Dragan Kolundžija était commandant d’une équipe de gardes au tristement célèbre camp de Keraterm, administré par les Serbes de Bosnie à Prijedor, en Bosnie-Herzégovine, en 1992. Il savait que les prisonniers étaient détenus dans des conditions inhumaines et qu’ils étaient battus, victimes de viols, de violences sexuelles et de meurtres. La Chambre de première instance a cependant entendu de nombreux témoignages attestant de ses efforts pour améliorer les conditions de vie extrêmement pénibles des détenus. Dragan Kolundžija a été condamné à 3 ans d’emprisonnement.

Lire son aveu de culpabilité

9 octobre 2001 (extrait du compte rendu d'audience)

[interprétation]: Bonjour, Monsieur le Président, Messieurs les Juges. Merci de m'avoir permis de m'exprimer brièvement.

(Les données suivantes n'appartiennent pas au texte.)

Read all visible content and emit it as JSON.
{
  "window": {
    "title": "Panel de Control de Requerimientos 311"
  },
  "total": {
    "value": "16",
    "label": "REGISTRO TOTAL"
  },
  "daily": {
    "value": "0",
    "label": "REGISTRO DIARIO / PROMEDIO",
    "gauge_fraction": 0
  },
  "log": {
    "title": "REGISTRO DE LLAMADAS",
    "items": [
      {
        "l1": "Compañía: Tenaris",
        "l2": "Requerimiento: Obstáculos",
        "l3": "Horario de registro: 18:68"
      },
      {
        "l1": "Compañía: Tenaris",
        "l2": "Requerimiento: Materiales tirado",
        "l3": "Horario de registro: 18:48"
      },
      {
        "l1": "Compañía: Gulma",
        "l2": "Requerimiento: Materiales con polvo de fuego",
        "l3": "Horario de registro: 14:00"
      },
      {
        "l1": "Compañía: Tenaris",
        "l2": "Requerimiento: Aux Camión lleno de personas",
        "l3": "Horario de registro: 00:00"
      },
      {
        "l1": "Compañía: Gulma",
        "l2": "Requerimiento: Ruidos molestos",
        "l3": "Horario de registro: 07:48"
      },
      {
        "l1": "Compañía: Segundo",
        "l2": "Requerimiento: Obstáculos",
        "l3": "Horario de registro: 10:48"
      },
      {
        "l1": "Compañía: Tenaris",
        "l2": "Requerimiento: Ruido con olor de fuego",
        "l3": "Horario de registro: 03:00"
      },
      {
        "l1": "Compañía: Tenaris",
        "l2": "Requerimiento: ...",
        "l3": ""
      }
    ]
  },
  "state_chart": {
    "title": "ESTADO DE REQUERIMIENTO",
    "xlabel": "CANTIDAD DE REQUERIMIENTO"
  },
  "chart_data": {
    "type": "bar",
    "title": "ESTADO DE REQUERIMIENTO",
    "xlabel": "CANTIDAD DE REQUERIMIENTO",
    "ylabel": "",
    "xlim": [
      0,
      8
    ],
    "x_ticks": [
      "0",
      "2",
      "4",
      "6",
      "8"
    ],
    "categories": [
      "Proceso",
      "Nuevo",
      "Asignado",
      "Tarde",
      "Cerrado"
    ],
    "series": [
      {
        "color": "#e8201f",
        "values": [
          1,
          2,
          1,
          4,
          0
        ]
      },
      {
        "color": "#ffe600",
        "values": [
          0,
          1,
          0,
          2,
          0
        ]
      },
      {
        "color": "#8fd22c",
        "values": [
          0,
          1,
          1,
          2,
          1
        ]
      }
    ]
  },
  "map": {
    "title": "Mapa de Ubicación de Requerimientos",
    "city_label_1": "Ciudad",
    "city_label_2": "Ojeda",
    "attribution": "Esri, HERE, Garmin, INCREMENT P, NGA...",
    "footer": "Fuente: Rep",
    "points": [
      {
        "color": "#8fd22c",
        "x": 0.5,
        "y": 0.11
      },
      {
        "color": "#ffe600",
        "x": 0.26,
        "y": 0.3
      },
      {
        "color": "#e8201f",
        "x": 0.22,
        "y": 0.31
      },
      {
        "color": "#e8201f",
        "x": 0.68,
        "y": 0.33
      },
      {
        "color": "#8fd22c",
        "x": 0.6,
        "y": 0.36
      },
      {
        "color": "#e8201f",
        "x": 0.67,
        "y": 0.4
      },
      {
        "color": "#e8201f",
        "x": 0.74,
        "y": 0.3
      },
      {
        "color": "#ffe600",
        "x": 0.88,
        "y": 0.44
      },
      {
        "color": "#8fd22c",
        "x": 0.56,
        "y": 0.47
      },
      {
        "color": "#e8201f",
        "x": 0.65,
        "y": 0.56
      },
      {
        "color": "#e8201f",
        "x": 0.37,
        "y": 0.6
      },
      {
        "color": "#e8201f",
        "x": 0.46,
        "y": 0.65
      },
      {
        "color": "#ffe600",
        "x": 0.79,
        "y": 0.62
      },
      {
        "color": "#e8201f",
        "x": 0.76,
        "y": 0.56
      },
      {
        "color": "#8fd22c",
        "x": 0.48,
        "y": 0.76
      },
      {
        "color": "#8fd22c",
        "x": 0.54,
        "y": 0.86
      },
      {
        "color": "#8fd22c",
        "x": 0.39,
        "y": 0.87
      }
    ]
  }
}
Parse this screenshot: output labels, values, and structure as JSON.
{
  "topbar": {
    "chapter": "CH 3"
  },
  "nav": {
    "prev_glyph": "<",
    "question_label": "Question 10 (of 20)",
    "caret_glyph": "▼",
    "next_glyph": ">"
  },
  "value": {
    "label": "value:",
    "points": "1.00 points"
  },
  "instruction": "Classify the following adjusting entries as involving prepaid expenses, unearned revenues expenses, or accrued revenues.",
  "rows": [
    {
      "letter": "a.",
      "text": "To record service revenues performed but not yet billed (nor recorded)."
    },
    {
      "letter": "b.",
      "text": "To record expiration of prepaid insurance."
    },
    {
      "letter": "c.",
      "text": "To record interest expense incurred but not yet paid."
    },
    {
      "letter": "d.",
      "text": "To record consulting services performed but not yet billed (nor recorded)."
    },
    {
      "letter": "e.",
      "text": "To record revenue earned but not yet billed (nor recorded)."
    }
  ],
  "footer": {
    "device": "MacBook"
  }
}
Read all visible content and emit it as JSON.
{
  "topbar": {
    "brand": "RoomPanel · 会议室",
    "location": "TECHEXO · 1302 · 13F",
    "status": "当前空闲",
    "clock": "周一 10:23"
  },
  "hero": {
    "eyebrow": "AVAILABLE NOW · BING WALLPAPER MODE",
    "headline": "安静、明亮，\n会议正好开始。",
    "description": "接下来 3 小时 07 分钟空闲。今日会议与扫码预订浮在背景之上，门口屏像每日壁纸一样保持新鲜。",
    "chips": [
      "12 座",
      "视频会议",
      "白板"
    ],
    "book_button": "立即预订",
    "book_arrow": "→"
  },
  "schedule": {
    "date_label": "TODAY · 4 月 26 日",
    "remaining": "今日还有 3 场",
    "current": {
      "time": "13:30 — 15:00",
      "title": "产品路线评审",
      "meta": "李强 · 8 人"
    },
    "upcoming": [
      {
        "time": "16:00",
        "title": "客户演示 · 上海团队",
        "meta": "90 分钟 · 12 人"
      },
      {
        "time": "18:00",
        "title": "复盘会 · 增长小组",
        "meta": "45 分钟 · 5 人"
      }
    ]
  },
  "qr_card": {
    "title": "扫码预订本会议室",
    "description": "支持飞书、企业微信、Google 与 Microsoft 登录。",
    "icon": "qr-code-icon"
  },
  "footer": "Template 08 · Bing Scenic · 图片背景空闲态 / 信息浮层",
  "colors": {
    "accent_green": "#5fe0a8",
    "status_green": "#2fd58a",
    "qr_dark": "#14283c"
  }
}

Aujourd'hui, je souhaite dire que je regrette pour toutes les personnes qui ont été à Keraterm et pour leurs familles. Pendant toute ma vie, j'ai essayé de ne pas faire aux autres ce que je ne souhaite pas que l'on me fasse. Mais, à cause de ma faiblesse ou parce que c’était impossible, j'ai renoncé à cela au moment clé. Je n’ai appris l’existence du camp que lorsque j’y ai été affecté comme policier de réserve. Pendant toute la période de mon travail, je voyais tout le monde d'un même œil, qu'il s'agisse ou non de personnes que je connaissais. Les événements qui se sont déroulés par la suite ont prouvé que j'étais naïf.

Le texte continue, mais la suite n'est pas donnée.